Tout au long de l'album, les paroles chantées en créole, témoignent d'une attention particulière aux oubliés de l'histoire, aux anonymes, aux exploités, à ceux qui se lèvent tôt pour gagner leur croûte. Les textes accordent une attention particulière à l'aliénation par un travail abrutissant et répétitif. On y ressent parfaitement "l'envie (...) de défendre des personnes qui (..) sont toujours les derniers de cordée." (source F) Pour le clip d'Aléas, le trio joue sur les quais du port du Havre, là où le père de Pascal Danaé débarqua en 1958. Les musiciens arborent des bleus de travail, comme pour mieux rendre hommage aux travailleurs invisibles: dockers, manutentionnaires, ouvriers... Loin de toute victimisation ou défaitisme, les paroles célèbrent les capacités de résilience face aux épreuves, d'adaptation par l'action, la création, la réflexion... La musique, qui puise aux sources d'un blues rugueux et abrasif, touche au cœur.


Conclusion: Dans un contexte de forte pression démographique, le gouvernement français opta pour une politique de transferts sociaux à grande échelle. Plutôt que de favoriser le développement d'activités productives sur place, l’État privilégia la création massive d'emplois publics.

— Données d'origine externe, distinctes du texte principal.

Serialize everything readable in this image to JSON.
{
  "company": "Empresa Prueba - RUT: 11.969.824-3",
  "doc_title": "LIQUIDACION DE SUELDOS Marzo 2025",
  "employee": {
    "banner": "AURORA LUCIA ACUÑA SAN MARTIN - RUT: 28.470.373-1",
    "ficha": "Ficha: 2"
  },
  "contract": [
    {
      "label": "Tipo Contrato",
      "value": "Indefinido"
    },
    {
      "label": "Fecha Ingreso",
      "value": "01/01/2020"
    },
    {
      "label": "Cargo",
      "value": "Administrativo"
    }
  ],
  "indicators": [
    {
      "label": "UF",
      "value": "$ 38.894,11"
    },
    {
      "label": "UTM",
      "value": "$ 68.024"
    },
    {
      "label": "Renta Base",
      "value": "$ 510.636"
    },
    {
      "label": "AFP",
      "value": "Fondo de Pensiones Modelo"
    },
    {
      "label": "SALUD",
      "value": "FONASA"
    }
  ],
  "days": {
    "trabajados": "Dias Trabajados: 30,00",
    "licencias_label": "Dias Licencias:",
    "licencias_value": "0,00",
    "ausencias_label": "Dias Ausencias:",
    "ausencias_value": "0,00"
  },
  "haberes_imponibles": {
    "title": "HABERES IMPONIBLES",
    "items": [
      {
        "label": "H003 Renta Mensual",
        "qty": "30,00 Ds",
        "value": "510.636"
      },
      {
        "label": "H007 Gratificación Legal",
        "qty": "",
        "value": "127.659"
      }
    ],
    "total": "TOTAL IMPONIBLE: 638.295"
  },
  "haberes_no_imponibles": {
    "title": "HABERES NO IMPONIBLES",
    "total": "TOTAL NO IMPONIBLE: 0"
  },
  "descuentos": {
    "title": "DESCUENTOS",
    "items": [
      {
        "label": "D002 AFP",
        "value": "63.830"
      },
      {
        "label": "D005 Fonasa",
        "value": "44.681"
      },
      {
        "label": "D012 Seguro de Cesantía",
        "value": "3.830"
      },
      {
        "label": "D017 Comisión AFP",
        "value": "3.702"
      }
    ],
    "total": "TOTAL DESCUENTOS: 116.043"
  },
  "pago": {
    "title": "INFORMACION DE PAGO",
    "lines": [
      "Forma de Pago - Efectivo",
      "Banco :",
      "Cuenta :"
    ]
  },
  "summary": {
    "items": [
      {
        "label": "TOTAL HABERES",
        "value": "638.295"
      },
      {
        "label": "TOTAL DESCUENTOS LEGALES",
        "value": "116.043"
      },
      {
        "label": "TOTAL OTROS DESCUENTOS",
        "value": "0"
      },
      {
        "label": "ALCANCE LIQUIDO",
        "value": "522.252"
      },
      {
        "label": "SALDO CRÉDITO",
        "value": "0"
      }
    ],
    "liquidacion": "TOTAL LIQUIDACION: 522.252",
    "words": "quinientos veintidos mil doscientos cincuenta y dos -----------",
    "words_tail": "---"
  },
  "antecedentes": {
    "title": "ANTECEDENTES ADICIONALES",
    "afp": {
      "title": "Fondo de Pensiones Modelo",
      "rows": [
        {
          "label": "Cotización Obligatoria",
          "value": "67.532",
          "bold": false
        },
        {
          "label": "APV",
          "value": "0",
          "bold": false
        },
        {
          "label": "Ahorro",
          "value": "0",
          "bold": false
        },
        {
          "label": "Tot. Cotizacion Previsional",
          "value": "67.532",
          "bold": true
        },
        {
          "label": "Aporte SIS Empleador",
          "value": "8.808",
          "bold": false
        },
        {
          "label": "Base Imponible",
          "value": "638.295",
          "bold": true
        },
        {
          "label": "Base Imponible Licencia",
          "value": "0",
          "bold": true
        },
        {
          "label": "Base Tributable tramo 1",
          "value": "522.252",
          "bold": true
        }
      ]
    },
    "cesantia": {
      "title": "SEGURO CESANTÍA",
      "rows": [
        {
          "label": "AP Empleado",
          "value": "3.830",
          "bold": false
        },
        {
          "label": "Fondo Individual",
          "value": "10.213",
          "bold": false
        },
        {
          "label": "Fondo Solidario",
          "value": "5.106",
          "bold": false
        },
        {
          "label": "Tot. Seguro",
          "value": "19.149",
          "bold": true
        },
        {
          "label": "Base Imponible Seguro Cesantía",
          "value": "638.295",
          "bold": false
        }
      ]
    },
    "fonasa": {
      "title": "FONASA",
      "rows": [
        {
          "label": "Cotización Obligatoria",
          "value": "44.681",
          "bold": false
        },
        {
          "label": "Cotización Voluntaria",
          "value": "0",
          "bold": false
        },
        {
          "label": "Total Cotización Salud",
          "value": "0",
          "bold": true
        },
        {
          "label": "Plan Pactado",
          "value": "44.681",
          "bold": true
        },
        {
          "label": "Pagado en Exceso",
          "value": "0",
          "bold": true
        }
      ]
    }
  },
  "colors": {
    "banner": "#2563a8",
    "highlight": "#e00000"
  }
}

En parallèle, il incita au déplacement des individus vers l'hexagone, comme si pour les DOM le salut se trouvait toujours loin de la terre natale. Entreprise de "déportation" pour Aimé Césaire, le Bumidom sera synonyme de déracinement pour de nombreux Domiens, sans véritable intégration à l'arrivée dans l'hexagone. (3)

Notes:

1. Pour Césaire, il s'agit de "passer d'une citoyenneté mutilée à la citoyenneté tout court."

2. Le trio Delgrès réunit Pascal Danaé, Baptiste Brondy et Rafgee. Le premier assure le chant et joue de la guitare dobro, le second est à la batterie et le dernier au soubassophone, un tuba atypique que l'on trouve dans les fanfares de la Nouvelle-Orléans. Le nom du groupe rend hommage à Louis Delgrès, un officier l'armée française qui s'opposa aux troupes napoléoniennes venues rétablir l'esclavage aux Antilles.

3. Les déséquilibres des économies ultramarines et leur dépendance structurelle vis-à-vis de la France hexagonale se sont accentués. Confrontées au défi de la diversification économique, les Antilles françaises et la Réunion n'ont pas connu l'émergence d'un véritable secteur productif endogène depuis le passage à la départementalisation. 

 Sources: 

Vous l'aurez compris, nous vous recommandons vivement de vous procurer et d'écouter "4:00 AM", le formidable disque de Delgrès, dont les paroles des chansons sont consultables sur le site officiel du groupe.

A. «La chanson "4 ed Maten" de Delgres» [Pop n' Labo sur France Inter]

B. "4 AM l'heure du combattant Delgres" [pan-african-music.com]

C. Sylvain Pattieu: "Années 1960-1970. La grande migration antillaise.", in L'Histoire n°457, mars 2019. 

D. Michelle Zancarini-Fournel: "Les luttes et les rêves. Une histoire populaire de la France de 1685 à nos jours", Zones, La Découverte, 2016.

E. Cédric Audebert, « Les Antilles françaises à la croisée des chemins: de nouveaux enjeux de développement pour des sociétés en crise »Les Cahiers d’Outre-Mer, 256 | 2011, 523-549.

F. Soul Bag n°242, avril/mai/juin 2021. 

G. Marie Claude-Valentin, « Des « Nés » aux « Originaires » Dom en métropole : les effets de cinquante ans d’une politique publique ininterrompue d’émigration », Informations sociales, 2014/6 (n° 186), p. 40-48.